昨日、会議終了後の雑談で遺産相続のことや資産運用の話になった。私以外は全て現役世代の女性3名。引退はまだ大分先のこととはいえ、老後の生活設計(主としてお金のこと)をどうするのかについては大きな関心事のようだ。

現役引退後、年金だけでは暮らせないこと、親の介護をどうするか(どうなるか)、遺産相続への対策など、家庭の事情によりいくつもの課題があるためだ。

引退後の準備は「貯蓄&働けるうちは働こう」だけ?

巷では、夫婦の老後資金は5000万は必要だとか、長生きするなら1億はほしいとか喧しいが、私が特に気になるのは、引退するその時までに資金を作っておくことを前提にした話が圧倒的多数だということ。どうも老後はその貯蓄を取り崩していく生活をイメージしているらしい。みんながそんなに多額の貯蓄をできるとは思えないんだけど。

えっ、それだけ?いやいや、もうひとつの解決策も挙げられている。それは「体が元気なうちは働けるだけ働こう」だ。さすが勤勉な日本人らしい解決方法ではある。確かに体を動かして働けば健康にも良いし、人にも喜ばれ、お金も入ってくる。

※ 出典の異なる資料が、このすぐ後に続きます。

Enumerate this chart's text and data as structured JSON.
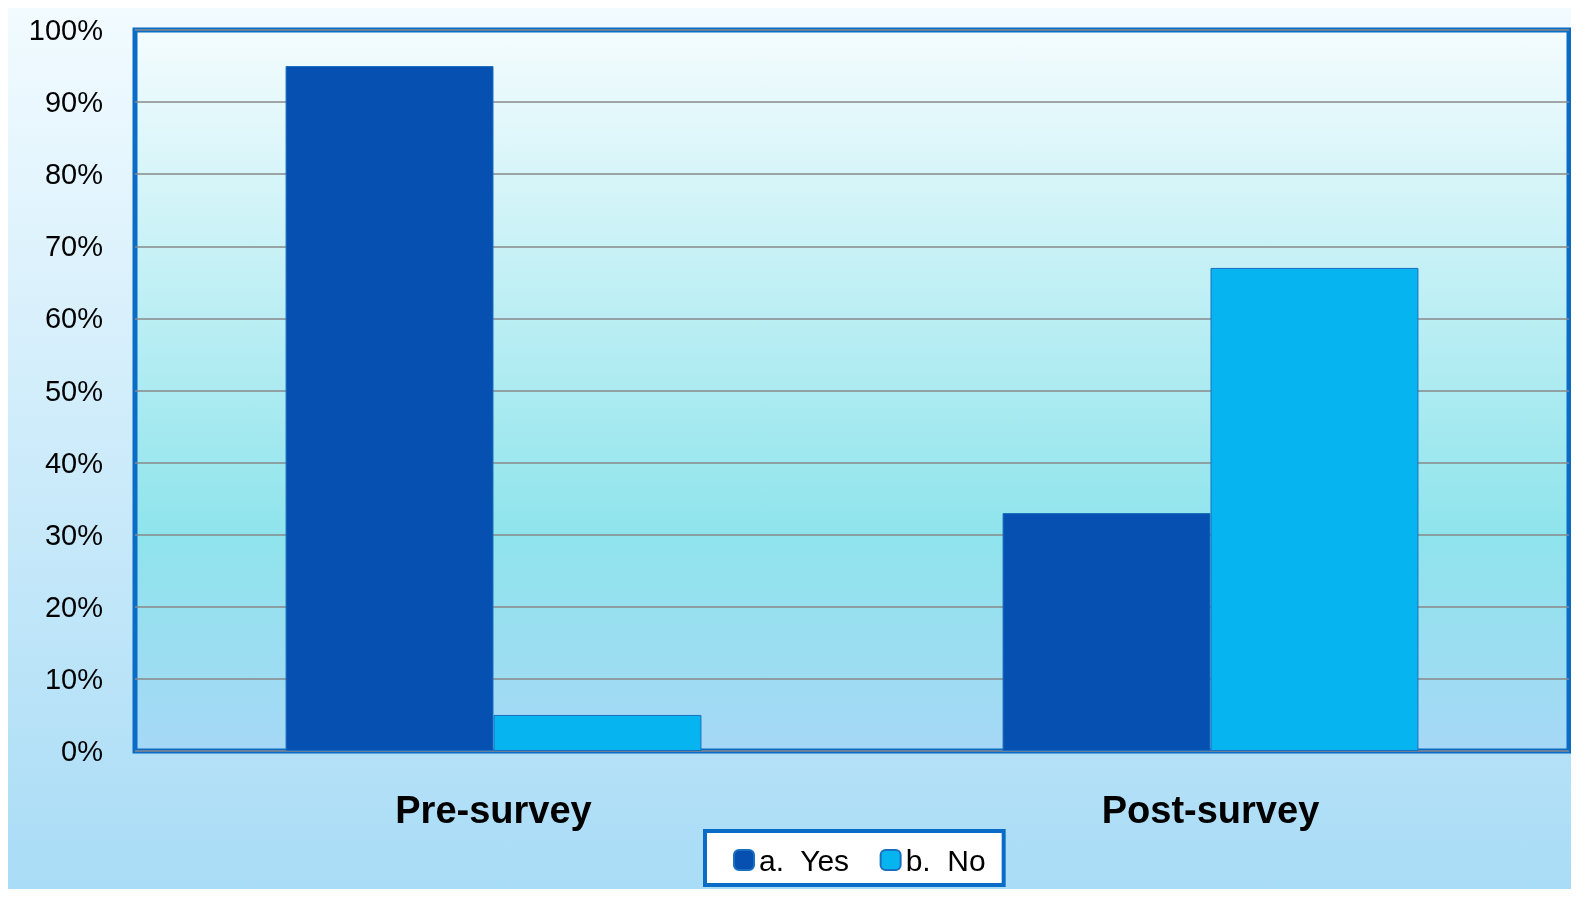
{
  "chart_data": {
    "type": "bar",
    "categories": [
      "Pre-survey",
      "Post-survey"
    ],
    "series": [
      {
        "name": "a.  Yes",
        "color": "#0550b0",
        "values": [
          95,
          33
        ]
      },
      {
        "name": "b.  No",
        "color": "#06b4f0",
        "values": [
          5,
          67
        ]
      }
    ],
    "ylim": [
      0,
      100
    ],
    "yticks": [
      {
        "value": 0,
        "label": "0%"
      },
      {
        "value": 10,
        "label": "10%"
      },
      {
        "value": 20,
        "label": "20%"
      },
      {
        "value": 30,
        "label": "30%"
      },
      {
        "value": 40,
        "label": "40%"
      },
      {
        "value": 50,
        "label": "50%"
      },
      {
        "value": 60,
        "label": "60%"
      },
      {
        "value": 70,
        "label": "70%"
      },
      {
        "value": 80,
        "label": "80%"
      },
      {
        "value": 90,
        "label": "90%"
      },
      {
        "value": 100,
        "label": "100%"
      }
    ],
    "grid": "y",
    "legend": "bottom"
  }
}
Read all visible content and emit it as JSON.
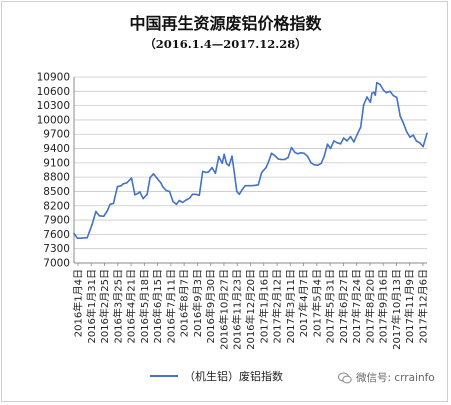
{
  "title": "中国再生资源废铝价格指数",
  "subtitle": "（2016.1.4—2017.12.28）",
  "watermark": "微信号: crrainfo",
  "colors": {
    "series": "#4472c4",
    "axis": "#888888",
    "grid": "#c8c8c8"
  },
  "chart_data": {
    "type": "line",
    "ylim": [
      7000,
      10900
    ],
    "yticks": [
      7000,
      7300,
      7600,
      7900,
      8200,
      8500,
      8800,
      9100,
      9400,
      9700,
      10000,
      10300,
      10600,
      10900
    ],
    "grid": "horizontal",
    "legend_position": "bottom",
    "xtick_labels": [
      "2016年1月4日",
      "2016年1月31日",
      "2016年2月25日",
      "2016年3月25日",
      "2016年4月21日",
      "2016年5月18日",
      "2016年6月15日",
      "2016年7月11日",
      "2016年8月7日",
      "2016年9月3日",
      "2016年9月30日",
      "2016年10月27日",
      "2016年11月23日",
      "2016年12月20日",
      "2017年1月16日",
      "2017年2月12日",
      "2017年3月11日",
      "2017年4月7日",
      "2017年5月4日",
      "2017年5月31日",
      "2017年6月27日",
      "2017年7月24日",
      "2017年8月20日",
      "2017年9月16日",
      "2017年10月13日",
      "2017年11月9日",
      "2017年12月6日"
    ],
    "series": [
      {
        "name": "（机生铝）废铝指数",
        "x": [
          "2016-01-04",
          "2016-01-11",
          "2016-01-18",
          "2016-01-31",
          "2016-02-10",
          "2016-02-18",
          "2016-02-25",
          "2016-03-05",
          "2016-03-12",
          "2016-03-18",
          "2016-03-25",
          "2016-04-02",
          "2016-04-10",
          "2016-04-14",
          "2016-04-21",
          "2016-05-01",
          "2016-05-08",
          "2016-05-14",
          "2016-05-18",
          "2016-05-25",
          "2016-06-02",
          "2016-06-08",
          "2016-06-15",
          "2016-06-22",
          "2016-06-30",
          "2016-07-04",
          "2016-07-11",
          "2016-07-18",
          "2016-07-25",
          "2016-08-01",
          "2016-08-07",
          "2016-08-14",
          "2016-08-21",
          "2016-08-28",
          "2016-09-03",
          "2016-09-10",
          "2016-09-17",
          "2016-09-24",
          "2016-09-30",
          "2016-10-06",
          "2016-10-13",
          "2016-10-20",
          "2016-10-27",
          "2016-11-03",
          "2016-11-07",
          "2016-11-12",
          "2016-11-17",
          "2016-11-23",
          "2016-11-28",
          "2016-12-03",
          "2016-12-08",
          "2016-12-14",
          "2016-12-20",
          "2016-12-27",
          "2017-01-03",
          "2017-01-10",
          "2017-01-16",
          "2017-01-23",
          "2017-02-01",
          "2017-02-06",
          "2017-02-12",
          "2017-02-19",
          "2017-02-26",
          "2017-03-04",
          "2017-03-11",
          "2017-03-18",
          "2017-03-25",
          "2017-04-01",
          "2017-04-07",
          "2017-04-13",
          "2017-04-20",
          "2017-04-27",
          "2017-05-04",
          "2017-05-11",
          "2017-05-18",
          "2017-05-25",
          "2017-05-31",
          "2017-06-07",
          "2017-06-13",
          "2017-06-20",
          "2017-06-27",
          "2017-07-04",
          "2017-07-10",
          "2017-07-17",
          "2017-07-24",
          "2017-07-31",
          "2017-08-07",
          "2017-08-14",
          "2017-08-20",
          "2017-08-27",
          "2017-09-03",
          "2017-09-06",
          "2017-09-10",
          "2017-09-13",
          "2017-09-16",
          "2017-09-23",
          "2017-09-30",
          "2017-10-06",
          "2017-10-13",
          "2017-10-20",
          "2017-10-27",
          "2017-11-03",
          "2017-11-09",
          "2017-11-16",
          "2017-11-23",
          "2017-11-30",
          "2017-12-06",
          "2017-12-13",
          "2017-12-20",
          "2017-12-28"
        ],
        "values": [
          7620,
          7520,
          7520,
          7530,
          7800,
          8080,
          7990,
          7980,
          8090,
          8230,
          8250,
          8600,
          8620,
          8660,
          8680,
          8780,
          8430,
          8460,
          8490,
          8350,
          8440,
          8790,
          8870,
          8780,
          8680,
          8600,
          8520,
          8500,
          8290,
          8230,
          8310,
          8270,
          8320,
          8360,
          8440,
          8440,
          8420,
          8920,
          8900,
          8910,
          9000,
          8880,
          9230,
          9090,
          9280,
          9080,
          9040,
          9240,
          8880,
          8500,
          8440,
          8540,
          8620,
          8620,
          8620,
          8630,
          8640,
          8900,
          9000,
          9120,
          9300,
          9250,
          9180,
          9170,
          9170,
          9210,
          9420,
          9320,
          9290,
          9310,
          9300,
          9240,
          9100,
          9060,
          9050,
          9090,
          9230,
          9490,
          9400,
          9560,
          9520,
          9500,
          9620,
          9560,
          9650,
          9540,
          9700,
          9850,
          10310,
          10480,
          10370,
          10560,
          10580,
          10520,
          10780,
          10740,
          10620,
          10570,
          10600,
          10510,
          10470,
          10080,
          9950,
          9760,
          9640,
          9680,
          9560,
          9520,
          9440,
          9720
        ]
      }
    ]
  }
}
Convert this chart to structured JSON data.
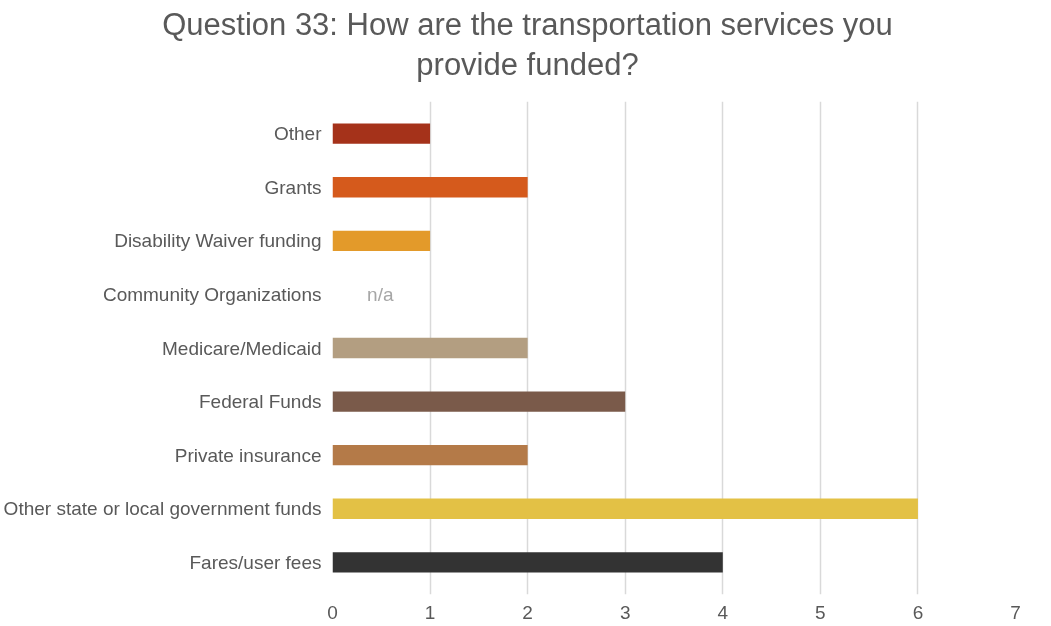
{
  "chart_data": {
    "type": "bar",
    "orientation": "horizontal",
    "title": "Question 33: How are the transportation services you\nprovide funded?",
    "categories": [
      "Other",
      "Grants",
      "Disability Waiver funding",
      "Community Organizations",
      "Medicare/Medicaid",
      "Federal Funds",
      "Private insurance",
      "Other state or local government funds",
      "Fares/user fees"
    ],
    "values": [
      1,
      2,
      1,
      null,
      2,
      3,
      2,
      6,
      4
    ],
    "colors": [
      "#a5321a",
      "#d55a1c",
      "#e39a2a",
      null,
      "#b39e81",
      "#7a5a4a",
      "#b47a48",
      "#e3c145",
      "#333333"
    ],
    "annotations": [
      "n/a"
    ],
    "xlim": [
      0,
      7
    ],
    "xticks": [
      0,
      1,
      2,
      3,
      4,
      5,
      6,
      7
    ],
    "grid": "x"
  }
}
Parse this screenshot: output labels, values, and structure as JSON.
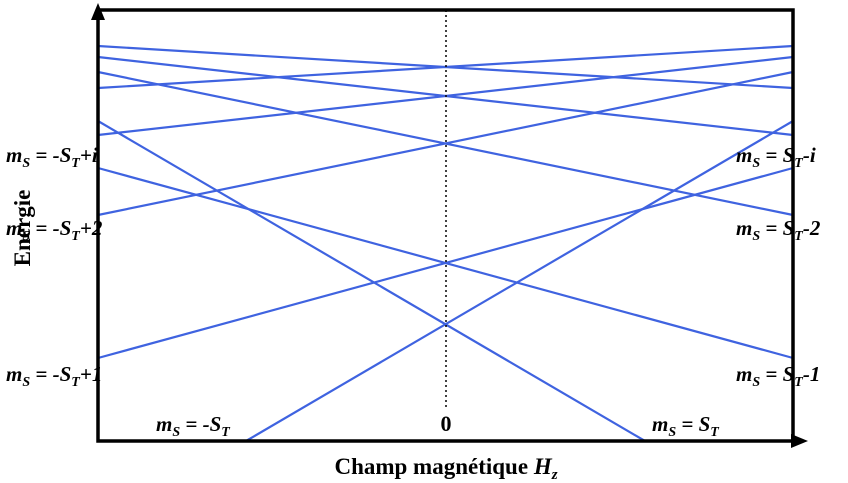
{
  "x_axis_label": {
    "text": "Champ magnétique ",
    "variable": "H",
    "subscript": "z"
  },
  "y_axis_label": "Energie",
  "center_tick": "0",
  "level_color": "#3f63e0",
  "left_labels": [
    {
      "m": "m",
      "sub": "S",
      "eq": " = ",
      "pre": "-S",
      "tsub": "T",
      "post": "+i"
    },
    {
      "m": "m",
      "sub": "S",
      "eq": " = ",
      "pre": "-S",
      "tsub": "T",
      "post": "+2"
    },
    {
      "m": "m",
      "sub": "S",
      "eq": " = ",
      "pre": "-S",
      "tsub": "T",
      "post": "+1"
    }
  ],
  "right_labels": [
    {
      "m": "m",
      "sub": "S",
      "eq": " = ",
      "pre": "S",
      "tsub": "T",
      "post": "-i"
    },
    {
      "m": "m",
      "sub": "S",
      "eq": " = ",
      "pre": "S",
      "tsub": "T",
      "post": "-2"
    },
    {
      "m": "m",
      "sub": "S",
      "eq": " = ",
      "pre": "S",
      "tsub": "T",
      "post": "-1"
    }
  ],
  "bottom_labels": [
    {
      "m": "m",
      "sub": "S",
      "eq": " = ",
      "pre": "-S",
      "tsub": "T"
    },
    {
      "m": "m",
      "sub": "S",
      "eq": " = ",
      "pre": "S",
      "tsub": "T"
    }
  ]
}
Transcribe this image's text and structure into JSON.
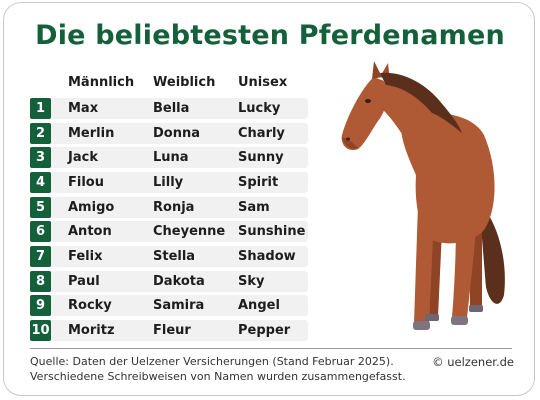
{
  "title": "Die beliebtesten Pferdenamen",
  "columns": [
    "Männlich",
    "Weiblich",
    "Unisex"
  ],
  "rows": [
    {
      "rank": "1",
      "male": "Max",
      "female": "Bella",
      "unisex": "Lucky"
    },
    {
      "rank": "2",
      "male": "Merlin",
      "female": "Donna",
      "unisex": "Charly"
    },
    {
      "rank": "3",
      "male": "Jack",
      "female": "Luna",
      "unisex": "Sunny"
    },
    {
      "rank": "4",
      "male": "Filou",
      "female": "Lilly",
      "unisex": "Spirit"
    },
    {
      "rank": "5",
      "male": "Amigo",
      "female": "Ronja",
      "unisex": "Sam"
    },
    {
      "rank": "6",
      "male": "Anton",
      "female": "Cheyenne",
      "unisex": "Sunshine"
    },
    {
      "rank": "7",
      "male": "Felix",
      "female": "Stella",
      "unisex": "Shadow"
    },
    {
      "rank": "8",
      "male": "Paul",
      "female": "Dakota",
      "unisex": "Sky"
    },
    {
      "rank": "9",
      "male": "Rocky",
      "female": "Samira",
      "unisex": "Angel"
    },
    {
      "rank": "10",
      "male": "Moritz",
      "female": "Fleur",
      "unisex": "Pepper"
    }
  ],
  "footer": {
    "source": "Quelle: Daten der Uelzener Versicherungen (Stand Februar 2025).",
    "note": "Verschiedene Schreibweisen von Namen wurden zusammengefasst.",
    "credit": "© uelzener.de"
  },
  "colors": {
    "accent": "#14603a",
    "row_bg": "#f1f1f1",
    "horse_coat": "#b05a35",
    "horse_mane": "#5a2f1c"
  },
  "illustration": "horse"
}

が、ちょっと待って!今まで何十年も働きづめできて、更に病気で倒れるまで働けって?それじゃあ、ハッピーリタイアどころじゃないよね。うーん。働きたければ働くのは良い。でもそれじゃあ、憧れの海外長期滞在生活は?好きな趣味に没頭する時間は?それに何と言っても元気なうちにしたいことをやるってことが大事なポイントなのでは?

引退生活のイメージは?

ここで私の引退生活のイメージを紹介しておくと、まずは労働生活からはキッパリと身を引き、ボランティア活動、趣味、旅行など、やりたいことだけをやる生活のこと。へぇ、そんなに年金もらってるのって?いえいえ自慢するわけじゃないけど、私の年金は介護保険料(年額10万弱)天引き後で、月額13万程度。これでは月々の生活費だけで終わってしまう。

投資経験を積んでおいて良かった!

では旅行費用とか、家の改修費用とか、その他もろもろの臨時出費はどうしているかと言うと、株の売却益が資金源だ。投資歴は10数年、リーマンショック後の忍耐生活も、アベノミクスやトランプショックもうまくこなし、現在に至っている。さすがに今までの収益を明かすのは控えるが、引退後も更に貯蓄を増やし続けているのは確か。

因みに我が家の場合は長年共働き夫婦なので、夫とは生活費は折半、資産管理は各々で行なっている。そしてずっと働いてきたからこそ経済的自立を果たせたのだと実感しているところ。また早めに投資経験を積んでおいたことも老後の不安を最小化するのに役立っている。

株取引の練習にはシュミレーションで経験値を積んでおくのがお勧め

で、冒頭の話に戻ると、金融資産を増やすために株式投資をやってみたいけど、どこから始めれば良いのかわからないということだ。昨日のメンバー以外にもそう思っている人が多いのでは?そこで、まずはyahooファイナンスなどのツールを使ってシュミレーションから始めることをお勧めした。

シュミレーションの方法は?

やり方を簡単に説明しておくと、まずはパフォーマンスや損益などの表に自分が参照したい項目も追加した上で、この金額で何株買ったと仮定して数字を入れ、それを追跡しながら相場感を養うというもの。

実際の取引はスタート時期を選ぶのが大切

私はこのシュミレーションをせずに始めてしまったので、実際の売買を通じて試行錯誤することになったわけだが、リーマンショックのだいぶ前の底値圏に投資家デビューしたのが幸いだった。もしリーマンショックの直前に始めていたら大変なことになっていたに違いない。そんなことからスタート時期の大切さは身にしみて感じている。安全な運用をしたければ、みんながそっぽを向いている時がチャンス。今は難しい時期だと思う。

相場観を養うために世界情勢や経済の動きに敏感になろう

過去20年以上の相場の動きも参照したり、日々の政治経済ニュースに敏感になったり、国際関係のパワーバランスに関心を持ったりと、多方面にアンテナを張りつつ、このシュミレーション方式で相場感を養っておくことをお勧めしたい。